Easing a prohibition against American boots on Ukrainian ground, Wiesbaden was allowed to put about a dozen military advisers in Kyiv. To avoid drawing public attention to their presence, the Pentagon initially called them “subject matter experts.” Later the team was expanded, to about three dozen, and the military advisers were eventually allowed to travel to Ukrainian command posts closer to the fighting.
In January 2024, U.S. and Ukrainian military officers in Wiesbaden jointly planned a campaign — using coalition-supplied long-range missiles, along with Ukrainian drones — to attack about 100 Russian military targets across Crimea. The campaign, named Operation Lunar Hail, largely succeeded in forcing the Russians to pull equipment, facilities and forces in Crimea back to the Russian mainland.

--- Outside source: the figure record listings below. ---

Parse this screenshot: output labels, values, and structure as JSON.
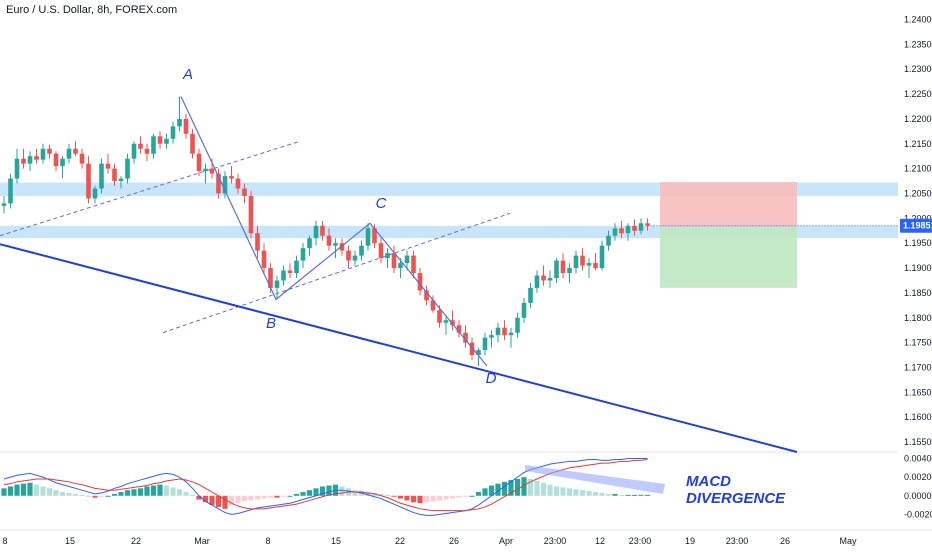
{
  "chart_data": {
    "type": "candlestick",
    "title": "Euro / U.S. Dollar, 8h, FOREX.com",
    "y_axis": {
      "ticks": [
        "1.24000",
        "1.23500",
        "1.23000",
        "1.22500",
        "1.22000",
        "1.21500",
        "1.21000",
        "1.20500",
        "1.20000",
        "1.19500",
        "1.19000",
        "1.18500",
        "1.18000",
        "1.17500",
        "1.17000",
        "1.16500",
        "1.16000",
        "1.15500"
      ],
      "range": [
        1.153,
        1.2415
      ]
    },
    "last_price": "1.19851",
    "x_axis": {
      "ticks": [
        "8",
        "15",
        "22",
        "Mar",
        "8",
        "15",
        "22",
        "26",
        "Apr",
        "23:00",
        "12",
        "23:00",
        "19",
        "23:00",
        "26",
        "May"
      ]
    },
    "pattern_labels": [
      "A",
      "B",
      "C",
      "D"
    ],
    "pattern_points": [
      {
        "label": "A",
        "price": 1.2245
      },
      {
        "label": "B",
        "price": 1.1837
      },
      {
        "label": "C",
        "price": 1.199
      },
      {
        "label": "D",
        "price": 1.1703
      }
    ],
    "support_resistance_zones": [
      {
        "from": 1.2045,
        "to": 1.2072
      },
      {
        "from": 1.196,
        "to": 1.1985
      }
    ],
    "trade_box": {
      "stop": 1.2073,
      "entry": 1.1983,
      "target": 1.186
    },
    "ohlc": [
      [
        1.2025,
        1.2045,
        1.201,
        1.203
      ],
      [
        1.203,
        1.209,
        1.202,
        1.208
      ],
      [
        1.208,
        1.214,
        1.207,
        1.212
      ],
      [
        1.212,
        1.214,
        1.21,
        1.211
      ],
      [
        1.211,
        1.2135,
        1.2095,
        1.2125
      ],
      [
        1.2125,
        1.214,
        1.211,
        1.2118
      ],
      [
        1.2118,
        1.215,
        1.211,
        1.214
      ],
      [
        1.214,
        1.2148,
        1.212,
        1.213
      ],
      [
        1.213,
        1.2135,
        1.2095,
        1.2105
      ],
      [
        1.2105,
        1.2125,
        1.208,
        1.212
      ],
      [
        1.212,
        1.215,
        1.211,
        1.214
      ],
      [
        1.214,
        1.2155,
        1.2125,
        1.213
      ],
      [
        1.213,
        1.214,
        1.21,
        1.211
      ],
      [
        1.211,
        1.2125,
        1.203,
        1.204
      ],
      [
        1.204,
        1.2065,
        1.203,
        1.206
      ],
      [
        1.206,
        1.212,
        1.205,
        1.211
      ],
      [
        1.211,
        1.213,
        1.209,
        1.21
      ],
      [
        1.21,
        1.211,
        1.2065,
        1.2075
      ],
      [
        1.2075,
        1.2085,
        1.206,
        1.208
      ],
      [
        1.208,
        1.213,
        1.207,
        1.212
      ],
      [
        1.212,
        1.2155,
        1.211,
        1.215
      ],
      [
        1.215,
        1.2165,
        1.213,
        1.214
      ],
      [
        1.214,
        1.215,
        1.2115,
        1.213
      ],
      [
        1.213,
        1.217,
        1.212,
        1.2165
      ],
      [
        1.2165,
        1.2175,
        1.214,
        1.215
      ],
      [
        1.215,
        1.217,
        1.214,
        1.216
      ],
      [
        1.216,
        1.2195,
        1.215,
        1.2185
      ],
      [
        1.2185,
        1.2245,
        1.2175,
        1.22
      ],
      [
        1.22,
        1.221,
        1.216,
        1.217
      ],
      [
        1.217,
        1.218,
        1.212,
        1.213
      ],
      [
        1.213,
        1.214,
        1.2085,
        1.2095
      ],
      [
        1.2095,
        1.211,
        1.207,
        1.21
      ],
      [
        1.21,
        1.212,
        1.208,
        1.209
      ],
      [
        1.209,
        1.21,
        1.204,
        1.205
      ],
      [
        1.205,
        1.2095,
        1.204,
        1.2085
      ],
      [
        1.2085,
        1.2105,
        1.207,
        1.208
      ],
      [
        1.208,
        1.209,
        1.205,
        1.206
      ],
      [
        1.206,
        1.207,
        1.203,
        1.2045
      ],
      [
        1.2045,
        1.2055,
        1.196,
        1.197
      ],
      [
        1.197,
        1.1985,
        1.192,
        1.1935
      ],
      [
        1.1935,
        1.195,
        1.189,
        1.19
      ],
      [
        1.19,
        1.191,
        1.185,
        1.186
      ],
      [
        1.186,
        1.1885,
        1.1837,
        1.1875
      ],
      [
        1.1875,
        1.1905,
        1.1865,
        1.1895
      ],
      [
        1.1895,
        1.191,
        1.188,
        1.189
      ],
      [
        1.189,
        1.1925,
        1.188,
        1.1915
      ],
      [
        1.1915,
        1.195,
        1.19,
        1.194
      ],
      [
        1.194,
        1.1965,
        1.1925,
        1.196
      ],
      [
        1.196,
        1.1995,
        1.1945,
        1.1985
      ],
      [
        1.1985,
        1.1995,
        1.1955,
        1.1965
      ],
      [
        1.1965,
        1.198,
        1.1935,
        1.1945
      ],
      [
        1.1945,
        1.196,
        1.192,
        1.195
      ],
      [
        1.195,
        1.196,
        1.1925,
        1.1935
      ],
      [
        1.1935,
        1.1945,
        1.19,
        1.1915
      ],
      [
        1.1915,
        1.1935,
        1.1905,
        1.1925
      ],
      [
        1.1925,
        1.1955,
        1.1915,
        1.1945
      ],
      [
        1.1945,
        1.199,
        1.1935,
        1.198
      ],
      [
        1.198,
        1.1988,
        1.194,
        1.195
      ],
      [
        1.195,
        1.196,
        1.191,
        1.192
      ],
      [
        1.192,
        1.194,
        1.19,
        1.193
      ],
      [
        1.193,
        1.1945,
        1.189,
        1.19
      ],
      [
        1.19,
        1.192,
        1.188,
        1.191
      ],
      [
        1.191,
        1.1935,
        1.1895,
        1.1925
      ],
      [
        1.1925,
        1.1935,
        1.188,
        1.189
      ],
      [
        1.189,
        1.19,
        1.1845,
        1.1855
      ],
      [
        1.1855,
        1.1865,
        1.1825,
        1.1835
      ],
      [
        1.1835,
        1.1845,
        1.181,
        1.1815
      ],
      [
        1.1815,
        1.1825,
        1.178,
        1.179
      ],
      [
        1.179,
        1.1805,
        1.1765,
        1.1795
      ],
      [
        1.1795,
        1.1815,
        1.1775,
        1.1785
      ],
      [
        1.1785,
        1.1795,
        1.176,
        1.177
      ],
      [
        1.177,
        1.1785,
        1.174,
        1.175
      ],
      [
        1.175,
        1.176,
        1.1715,
        1.1725
      ],
      [
        1.1725,
        1.174,
        1.1703,
        1.1735
      ],
      [
        1.1735,
        1.177,
        1.1725,
        1.176
      ],
      [
        1.176,
        1.1775,
        1.174,
        1.1765
      ],
      [
        1.1765,
        1.179,
        1.175,
        1.178
      ],
      [
        1.178,
        1.1795,
        1.1755,
        1.1765
      ],
      [
        1.1765,
        1.178,
        1.174,
        1.177
      ],
      [
        1.177,
        1.181,
        1.176,
        1.18
      ],
      [
        1.18,
        1.184,
        1.179,
        1.183
      ],
      [
        1.183,
        1.187,
        1.182,
        1.186
      ],
      [
        1.186,
        1.1895,
        1.185,
        1.1885
      ],
      [
        1.1885,
        1.1905,
        1.1865,
        1.1875
      ],
      [
        1.1875,
        1.1895,
        1.186,
        1.188
      ],
      [
        1.188,
        1.192,
        1.187,
        1.1915
      ],
      [
        1.1915,
        1.193,
        1.188,
        1.189
      ],
      [
        1.189,
        1.191,
        1.187,
        1.19
      ],
      [
        1.19,
        1.1935,
        1.189,
        1.1925
      ],
      [
        1.1925,
        1.194,
        1.1895,
        1.1905
      ],
      [
        1.1905,
        1.192,
        1.188,
        1.191
      ],
      [
        1.191,
        1.193,
        1.1895,
        1.19
      ],
      [
        1.19,
        1.1955,
        1.1895,
        1.1945
      ],
      [
        1.1945,
        1.1975,
        1.1935,
        1.1965
      ],
      [
        1.1965,
        1.199,
        1.1955,
        1.198
      ],
      [
        1.198,
        1.1995,
        1.196,
        1.197
      ],
      [
        1.197,
        1.199,
        1.1955,
        1.1985
      ],
      [
        1.1985,
        1.1998,
        1.1965,
        1.1975
      ],
      [
        1.1975,
        1.2,
        1.1968,
        1.199
      ],
      [
        1.199,
        1.2,
        1.1975,
        1.1985
      ]
    ],
    "macd": {
      "y_ticks": [
        "0.00400",
        "0.00200",
        "0.00000",
        "-0.00200"
      ],
      "range": [
        -0.0026,
        0.0047
      ],
      "histogram": [
        0.0008,
        0.001,
        0.0012,
        0.0013,
        0.0014,
        0.0012,
        0.001,
        0.0008,
        0.0006,
        0.0004,
        0.0003,
        0.0002,
        0.0001,
        0.0,
        -0.0002,
        -0.0001,
        0.0,
        0.0002,
        0.0004,
        0.0006,
        0.0007,
        0.0008,
        0.001,
        0.0011,
        0.0012,
        0.0011,
        0.0009,
        0.0007,
        0.0004,
        0.0001,
        -0.0004,
        -0.0007,
        -0.001,
        -0.0012,
        -0.0014,
        -0.001,
        -0.0008,
        -0.0006,
        -0.0005,
        -0.0004,
        -0.0003,
        -0.0002,
        -0.0002,
        -0.0001,
        0.0,
        0.0002,
        0.0004,
        0.0006,
        0.0008,
        0.001,
        0.0011,
        0.0012,
        0.001,
        0.0008,
        0.0006,
        0.0005,
        0.0004,
        0.0003,
        0.0002,
        0.0001,
        -0.0001,
        -0.0003,
        -0.0005,
        -0.0007,
        -0.0008,
        -0.0007,
        -0.0006,
        -0.0005,
        -0.0004,
        -0.0003,
        -0.0002,
        -0.0001,
        0.0,
        0.0004,
        0.0008,
        0.0011,
        0.0013,
        0.0015,
        0.0017,
        0.0018,
        0.002,
        0.0018,
        0.0016,
        0.0014,
        0.0012,
        0.001,
        0.0009,
        0.0008,
        0.0007,
        0.0006,
        0.0005,
        0.0004,
        0.0003,
        0.0002,
        0.0002,
        0.0001,
        0.0001,
        0.0001,
        0.0001,
        0.0001
      ],
      "macd_line": [
        0.0018,
        0.002,
        0.0022,
        0.0023,
        0.0024,
        0.0022,
        0.002,
        0.0017,
        0.0014,
        0.0012,
        0.001,
        0.0008,
        0.0006,
        0.0004,
        0.0002,
        0.0003,
        0.0005,
        0.0008,
        0.001,
        0.0013,
        0.0015,
        0.0017,
        0.0019,
        0.0021,
        0.0023,
        0.0024,
        0.0023,
        0.002,
        0.0015,
        0.0008,
        0.0,
        -0.0006,
        -0.001,
        -0.0014,
        -0.0018,
        -0.002,
        -0.0019,
        -0.0017,
        -0.0015,
        -0.0013,
        -0.0012,
        -0.0011,
        -0.001,
        -0.0009,
        -0.0008,
        -0.0006,
        -0.0004,
        -0.0002,
        0.0,
        0.0002,
        0.0004,
        0.0006,
        0.0006,
        0.0005,
        0.0004,
        0.0003,
        0.0001,
        -0.0001,
        -0.0003,
        -0.0006,
        -0.0009,
        -0.0012,
        -0.0015,
        -0.0018,
        -0.002,
        -0.0021,
        -0.0021,
        -0.002,
        -0.0019,
        -0.0018,
        -0.0017,
        -0.0016,
        -0.0014,
        -0.001,
        -0.0005,
        0.0,
        0.0005,
        0.001,
        0.0015,
        0.002,
        0.0025,
        0.0028,
        0.003,
        0.0032,
        0.0034,
        0.0035,
        0.0036,
        0.0037,
        0.0037,
        0.0038,
        0.0039,
        0.0039,
        0.0038,
        0.0038,
        0.0039,
        0.0039,
        0.004,
        0.004,
        0.004,
        0.004
      ],
      "signal_line": [
        0.0012,
        0.0013,
        0.0015,
        0.0016,
        0.0017,
        0.0018,
        0.0018,
        0.0018,
        0.0017,
        0.0016,
        0.0015,
        0.0013,
        0.0012,
        0.001,
        0.0008,
        0.0007,
        0.0006,
        0.0006,
        0.0007,
        0.0008,
        0.0009,
        0.001,
        0.0011,
        0.0013,
        0.0014,
        0.0016,
        0.0017,
        0.0018,
        0.0017,
        0.0015,
        0.0012,
        0.0008,
        0.0004,
        0.0,
        -0.0004,
        -0.0008,
        -0.0011,
        -0.0013,
        -0.0014,
        -0.0014,
        -0.0014,
        -0.0013,
        -0.0012,
        -0.0011,
        -0.001,
        -0.0009,
        -0.0007,
        -0.0005,
        -0.0003,
        -0.0001,
        0.0001,
        0.0002,
        0.0003,
        0.0004,
        0.0004,
        0.0004,
        0.0003,
        0.0002,
        0.0,
        -0.0002,
        -0.0005,
        -0.0008,
        -0.001,
        -0.0012,
        -0.0014,
        -0.0015,
        -0.0016,
        -0.0016,
        -0.0016,
        -0.0016,
        -0.0016,
        -0.0016,
        -0.0015,
        -0.0014,
        -0.0012,
        -0.0009,
        -0.0005,
        -0.0001,
        0.0003,
        0.0007,
        0.0011,
        0.0015,
        0.0018,
        0.0021,
        0.0024,
        0.0026,
        0.0028,
        0.003,
        0.0031,
        0.0032,
        0.0033,
        0.0034,
        0.0035,
        0.0035,
        0.0036,
        0.0037,
        0.0037,
        0.0038,
        0.0038,
        0.0039
      ],
      "annotation": [
        "MACD",
        "DIVERGENCE"
      ]
    },
    "colors": {
      "up": "#26a69a",
      "down": "#ef5350",
      "zone": "#bbdefb",
      "pattern": "#5b6fd6",
      "trendline": "#1f3fd6",
      "stop_box": "#f8bcbc",
      "target_box": "#bfe8c1",
      "hist_up_strong": "#26a69a",
      "hist_up_weak": "#b2dfdb",
      "hist_down_strong": "#ef5350",
      "hist_down_weak": "#ffcdd2",
      "macd_line": "#2962ff",
      "signal_line": "#e53935",
      "last_price_tag": "#2962ff"
    }
  }
}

Ultimately, the U.S. military and C.I.A. were allowed to help with strikes into Russia. […] Longstanding policy barred the C.I.A. from providing intelligence on targets on Russian soil. But the C.I.A. could request “variances,” carve-outs to support strikes for specific objectives. Intelligence had identified a vast munitions depot in Toropets, 290 miles north of the Ukrainian border.
On Sept. 18, 2024, a swarm of drones slammed into the munitions depot. The blast, as powerful as a small earthquake, opened a crater the width of a football field. Later, the C.I.A. was allowed to enable Ukrainian drone strikes in southern Russia to try to slow advances in eastern Ukraine.